Un ritorno all’horror e al cinema classico
Pupi Avati, con il suo nuovo film ‘L’orto americano’, presentato all’81ª Mostra Internazionale d’Arte Cinematografica di Venezia e ora nelle sale dal 6 marzo, si immerge nuovamente nel genere horror, omaggiando i maestri del cinema italiano come Dario Argento e Mario Bava. Il regista sottolinea come il film sia un tributo al cinema con la C maiuscola, citando influenze di Alfred Hitchcock e del neorealismo italiano di Rossellini e De Sica. Avati evidenzia una certa nostalgia per un cinema di genere che, a suo dire, si è perso, sostituito da un approccio più autoriale e meno incline alla sperimentazione di generi specifici.
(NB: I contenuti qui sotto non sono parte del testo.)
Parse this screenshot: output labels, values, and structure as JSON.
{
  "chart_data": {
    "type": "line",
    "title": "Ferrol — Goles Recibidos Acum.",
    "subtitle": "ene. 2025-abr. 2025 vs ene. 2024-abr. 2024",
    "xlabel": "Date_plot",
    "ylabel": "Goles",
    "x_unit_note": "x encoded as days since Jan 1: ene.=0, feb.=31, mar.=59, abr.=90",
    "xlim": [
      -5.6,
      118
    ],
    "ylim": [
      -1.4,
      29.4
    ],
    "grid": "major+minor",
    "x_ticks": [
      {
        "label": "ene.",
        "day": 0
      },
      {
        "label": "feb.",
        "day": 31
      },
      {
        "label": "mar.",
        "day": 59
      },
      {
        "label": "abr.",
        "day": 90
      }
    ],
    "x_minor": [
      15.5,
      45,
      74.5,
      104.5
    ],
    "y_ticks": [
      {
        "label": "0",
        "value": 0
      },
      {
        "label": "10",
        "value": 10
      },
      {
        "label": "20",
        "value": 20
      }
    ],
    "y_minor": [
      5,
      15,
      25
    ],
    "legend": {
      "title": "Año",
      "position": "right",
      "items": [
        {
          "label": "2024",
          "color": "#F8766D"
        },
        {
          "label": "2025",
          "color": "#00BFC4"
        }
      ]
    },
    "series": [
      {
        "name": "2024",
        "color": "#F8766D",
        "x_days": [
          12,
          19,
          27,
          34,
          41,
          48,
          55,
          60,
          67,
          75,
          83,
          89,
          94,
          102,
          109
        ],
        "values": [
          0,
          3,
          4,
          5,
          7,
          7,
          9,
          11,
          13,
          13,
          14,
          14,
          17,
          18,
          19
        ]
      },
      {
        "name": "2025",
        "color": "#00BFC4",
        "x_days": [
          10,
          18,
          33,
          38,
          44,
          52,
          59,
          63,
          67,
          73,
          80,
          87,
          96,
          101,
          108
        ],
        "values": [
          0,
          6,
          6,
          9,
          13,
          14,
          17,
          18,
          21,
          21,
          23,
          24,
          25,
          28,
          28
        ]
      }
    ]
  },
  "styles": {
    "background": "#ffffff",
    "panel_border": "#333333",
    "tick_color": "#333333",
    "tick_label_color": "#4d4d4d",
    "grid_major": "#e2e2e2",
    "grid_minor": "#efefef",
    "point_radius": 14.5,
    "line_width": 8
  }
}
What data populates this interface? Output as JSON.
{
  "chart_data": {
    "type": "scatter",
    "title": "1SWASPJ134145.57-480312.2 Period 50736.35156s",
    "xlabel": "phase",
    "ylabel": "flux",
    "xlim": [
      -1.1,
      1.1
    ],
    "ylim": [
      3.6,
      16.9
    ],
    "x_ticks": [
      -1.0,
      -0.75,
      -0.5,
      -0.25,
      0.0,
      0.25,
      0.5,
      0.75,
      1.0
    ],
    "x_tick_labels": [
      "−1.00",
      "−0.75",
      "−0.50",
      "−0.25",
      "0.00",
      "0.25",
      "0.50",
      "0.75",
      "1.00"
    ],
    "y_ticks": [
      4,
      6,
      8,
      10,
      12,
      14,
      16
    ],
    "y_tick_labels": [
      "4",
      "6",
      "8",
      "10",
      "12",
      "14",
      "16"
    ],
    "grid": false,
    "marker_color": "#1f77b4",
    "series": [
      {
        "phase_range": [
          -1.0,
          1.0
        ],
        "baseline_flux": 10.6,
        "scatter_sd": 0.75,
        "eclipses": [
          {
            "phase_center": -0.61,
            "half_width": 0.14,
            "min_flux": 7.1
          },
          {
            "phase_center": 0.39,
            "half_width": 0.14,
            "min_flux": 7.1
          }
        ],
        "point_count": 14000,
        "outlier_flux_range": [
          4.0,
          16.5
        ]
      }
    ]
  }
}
Trama e ambientazione: un thriller gotico nel dopoguerra
‘L’orto americano’ ci trasporta nella Bologna del dopoguerra, un’epoca di ricostruzione e speranza. Il protagonista, un giovane aspirante scrittore interpretato da Filippo Scotti, si innamora di Barbara, una nurse americana. La ricerca della donna lo conduce nel Mid West americano, dove scopre inquietanti segreti legati alla sua scomparsa. L’ambientazione gotica e misteriosa fa da sfondo a una storia di amore e terrore, in cui il protagonista si trova coinvolto in una pericolosa indagine su un possibile serial killer.
Un film gotico e una storia d’amore
Avati descrive ‘L’orto americano’ come una combinazione di elementi gotici e una profonda storia d’amore. Il regista paragona l’incontro del protagonista con Barbara a quello di Dante con Beatrice, sottolineando la forza di un amore improvviso e totalizzante. Avati rivela di aver disseminato il film di riferimenti al cinema americano degli anni Quaranta, creando un’atmosfera che omaggia il genere e le sue convenzioni.
La proposta di un ministero per il cinema e la crisi del settore
Pupi Avati torna a parlare della sua proposta di istituire un ministero per il cinema, con l’obiettivo di superare la crisi che affligge il settore. Pur riconoscendo l’accoglienza favorevole alla sua idea, Avati suggerisce la creazione di un’agenzia sul modello francese come alternativa più fattibile. Il regista sottolinea la necessità di rieducare il cinema italiano, promuovendo la realizzazione di film a basso budget ma di alta qualità. Avati evidenzia come ‘L’orto americano’, pur essendo ambientato tra Italia e America, sia stato realizzato con costi contenuti, dimostrando che è possibile fare cinema di qualità senza budget esorbitanti.
Cast e produzione
Il cast de ‘L’orto americano’ include, oltre a Filippo Scotti, Roberto De Francesco, Rita Tushingam, Armando De Ceccon, Chiara Caselli, Massimo Bonetti, Morena Gentile, Mildred Gustafsson, Romano Reggiani e un cameo di Ceccherini. Il film è una produzione Duea Film, Minerva Pictures con Rai Cinema, prodotto da Antonio Avati, Gianluca Curti e Santo Versace.
Un’opera che invita alla riflessione
‘L’orto americano’ si presenta come un’opera complessa e stratificata, che intreccia elementi di genere con una profonda riflessione sul cinema e sulla società. Il film di Avati non è solo un omaggio al passato, ma anche un invito a ripensare il futuro del cinema italiano, promuovendo la creatività e l’innovazione senza dimenticare le radici e la tradizione.